Note that the law clearly states, “An act is not an abortion if the act is done with the intent to […] remove an ectopic pregnancy.” Stierholz’s operation was not an abortion according to the law. It does not carry the “intent to cause the death” of his preborn child.

Even Planned Parenthood knows this. But, a month later Roe v. Wade was retracted, the abortion giant scrubbed information about ectopic pregnancy from its website stating, “Treatment for ectopic pregnancy is not the same as abortion…. The medical procedures for an abortion are not the same as the medical procedures for an ectopic pregnancy.”

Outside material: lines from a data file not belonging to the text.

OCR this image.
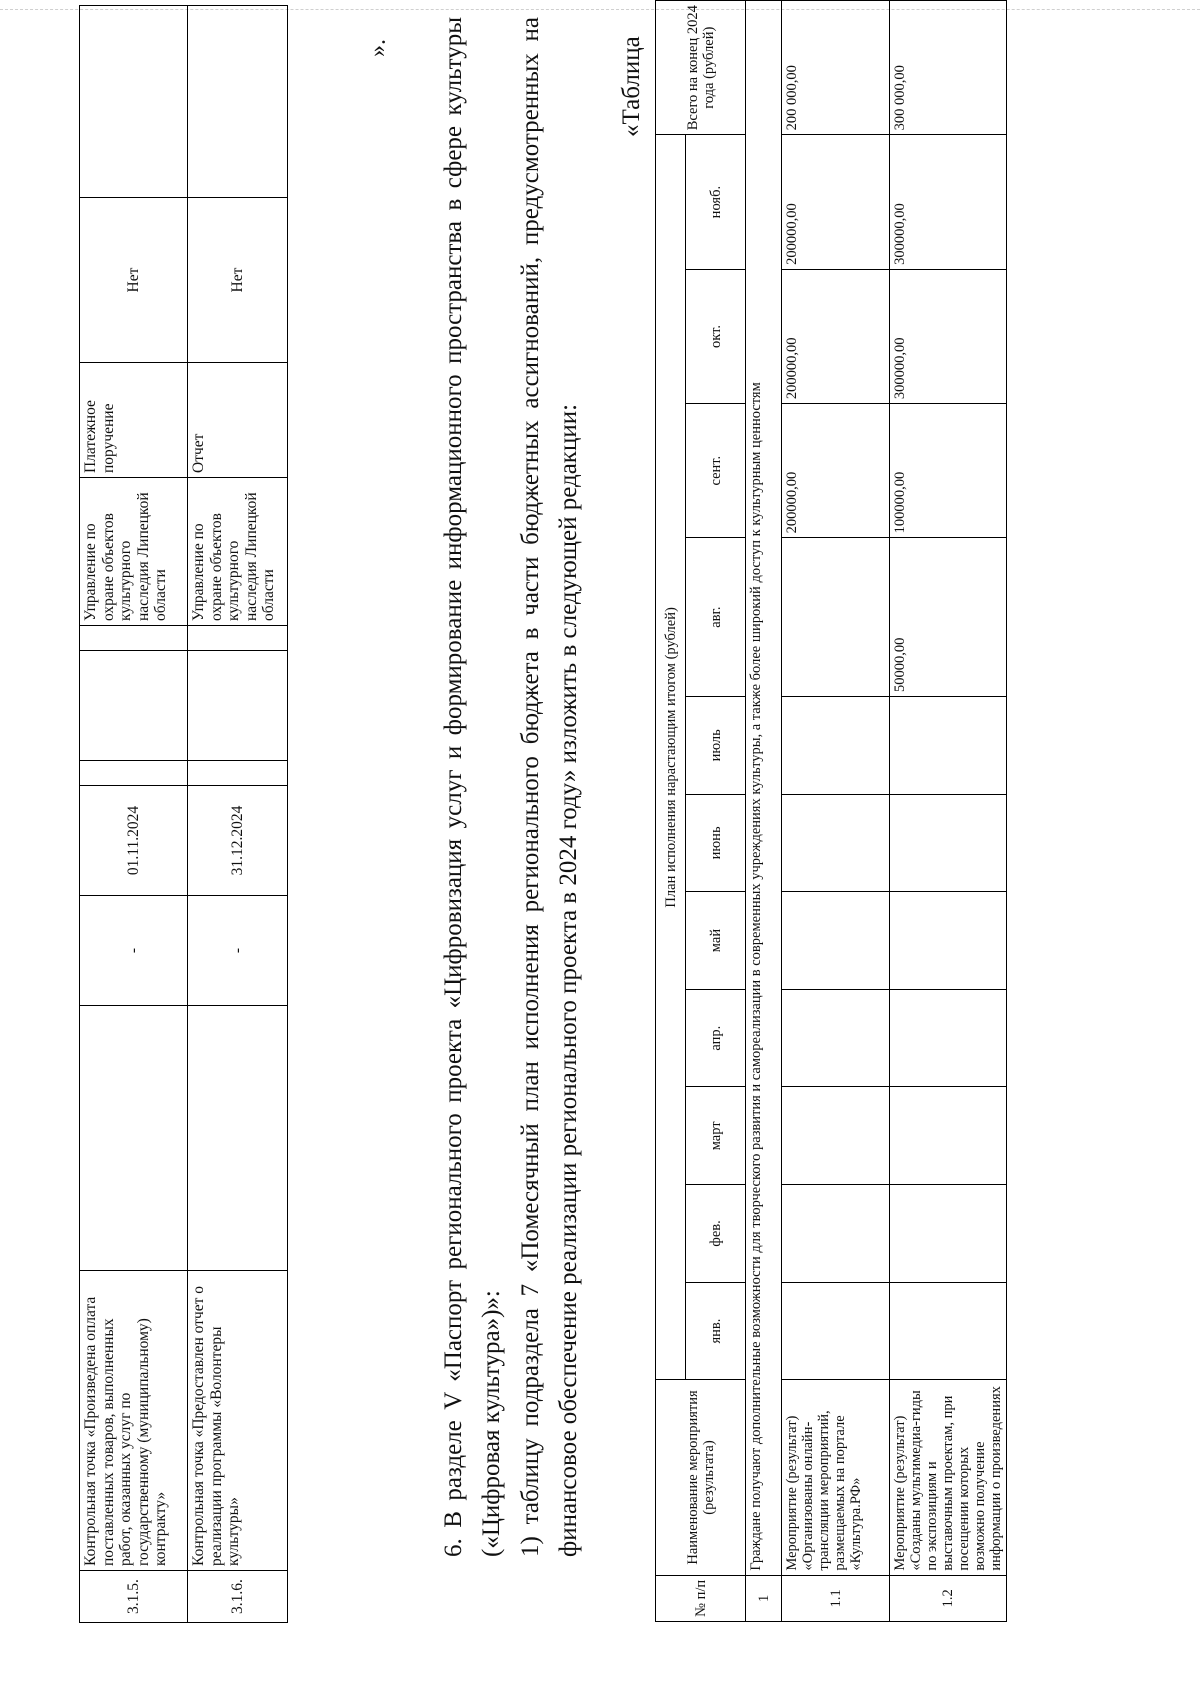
3.1.5.	Контрольная точка «Произведена оплата поставленных товаров, выполненных работ, оказанных услуг по государственному (муниципальному) контракту»		-	01.11.2024				Управление по охране объектов культурного наследия Липецкой области	Платежное поручение	Нет	
3.1.6.	Контрольная точка «Предоставлен отчет о реализации программы «Волонтеры культуры»		-	31.12.2024				Управление по охране объектов культурного наследия Липецкой области	Отчет	Нет	
». 6. В разделе V «Паспорт регионального проекта «Цифровизация услуг и формирование информационного пространства в сфере культуры («Цифровая культура»)»: 1) таблицу подраздела 7 «Помесячный план исполнения регионального бюджета в части бюджетных ассигнований, предусмотренных на финансовое обеспечение реализации регионального проекта в 2024 году» изложить в следующей редакции:
«Таблица
№ п/п	Наименование мероприятия (результата)	План исполнения нарастающим итогом (рублей)											Всего на конец 2024 года (рублей)
		янв.	фев.	март	апр.	май	июнь	июль	авг.	сент.	окт.	нояб.	
1	Граждане получают дополнительные возможности для творческого развития и самореализации в современных учреждениях культуры, а также более широкий доступ к культурным ценностям												
1.1	Мероприятие (результат) «Организованы онлайн-трансляции мероприятий, размещаемых на портале «Культура.РФ»									200000,00	200000,00	200000,00	200 000,00
1.2	Мероприятие (результат) «Созданы мультимедиа-гиды по экспозициям и выставочным проектам, при посещении которых возможно получение информации о произведениях								50000,00	100000,00	300000,00	300000,00	300 000,00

As Live Action researcher and Live Action News contributing writer Carole Novielli explains, “Planned Parenthood has just cleaned up its website in light of the media’s attempts to convince women that ectopic pregnancy treatments and other life-saving procedures are actually abortions.”

Why would Planned Parenthood suddenly change and let women believe that surgery for ectopic pregnancy is an abortion — after Roe fell? Because the media is full of stories aimed at scaring women into believing that abortion is health care (like treatment for miscarriages and ectopic pregnancies) and that women will die without it.

But it’s all a manipulation to keep abortion facilities open and profitable.

No, Kristina Stierholz, you did not have an induced abortion. You lost your child in a medical tragedy — a very different act than killing an undelivered person.

The DOJ jailed a pro-life grandmother this Christmas for protesting the killing of preborn children. Please take 30 seconds to TELL CONGRESS: STOP DOJ FROM TARGETING PRO-LIFE AMERICANS.